SHANGHAI'S highways and long-distance transport routes were overcrowded at the weekend as the annual tomb-sweeping rush started.

Gridlock was reported at toll-gates and highway entrances. Vehicle volume was estimated at about 80,000 on the city's highways from 7am to 9am on Saturday morning, 8 percent more than during the same period of last year.

The line of bumper-to-bumper traffic stretched more than 2 kilometers from the G2 highway at Wuning Road to the Huaqiao area at 7:50am, according to some drivers.

The traffic jam there started at the Jiangqiao toll gate and lasted about an hour.

The situation was similar at other toll-gates and traffic did not return to normal until 9am, according to traffic police.

"The traffic volume is three to four times the usual amount," said the director of a toll-gate at A2 Expressway yesterday morning.

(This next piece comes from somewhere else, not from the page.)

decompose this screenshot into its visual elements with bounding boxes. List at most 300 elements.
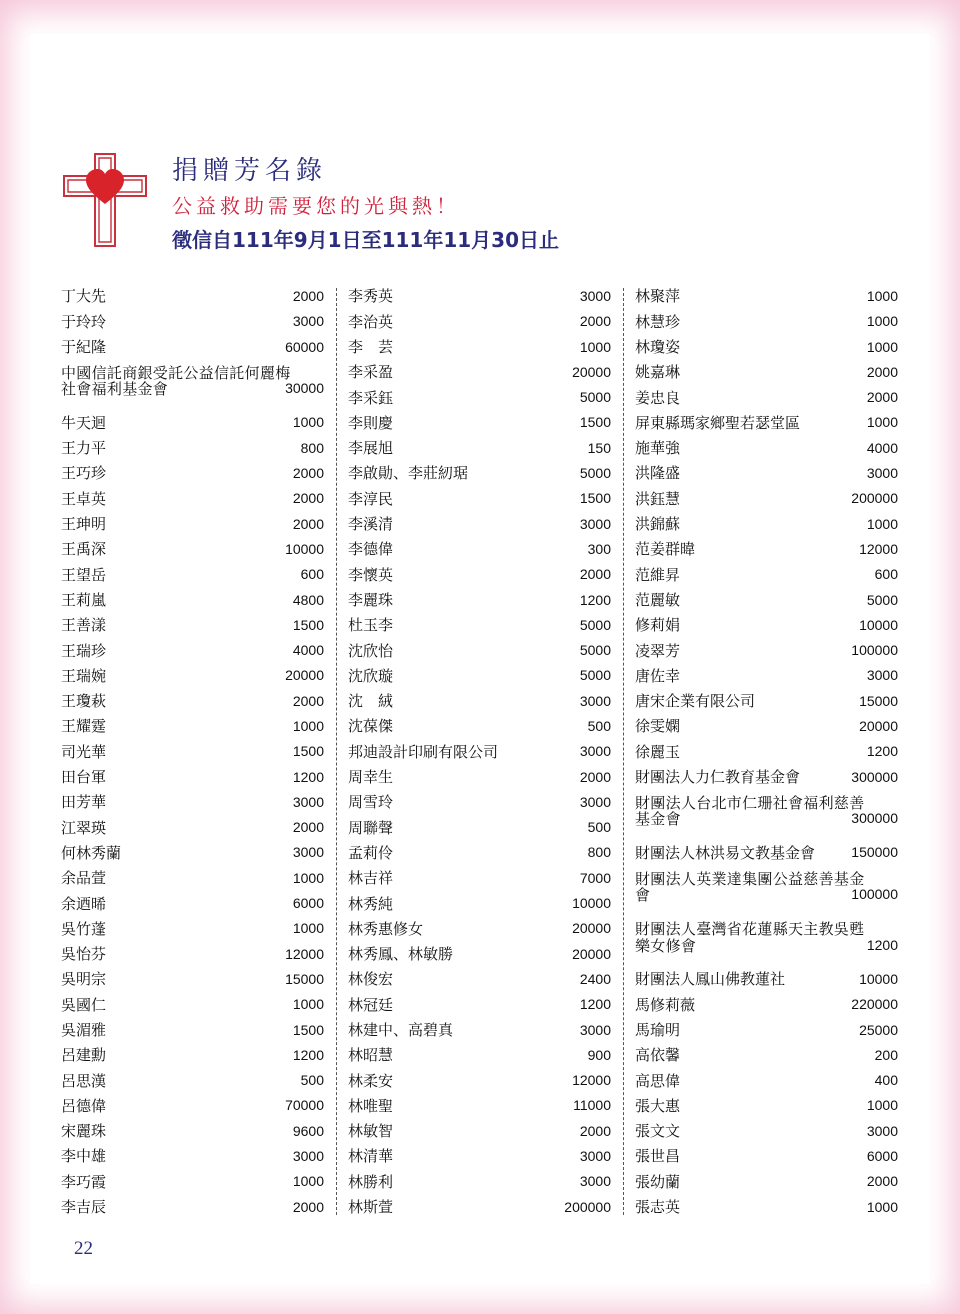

Meanwhile, about 22,000 residents avoided the gridlock by using the Metro and shuttle buses to get to the city's nine major cemeteries.

The mortuary services authority of Songjiang District said it would try to arrange more shuttle buses during the Qingming Festival period, from April 3 to 5, to ensure tomb sweepers don't have to wait in long lines.

On April 5, 2.2 million people are expected at Shanghai's cemeteries, driving 210,000 vehicles, Shanghai Civil Affairs Bureau said.

More than 780,000 passengers will depart the city by train from April 3 to April 5. That's 5.26 percent more than last year.

Chinese commemorate their deceased family members during the Qingming Festival.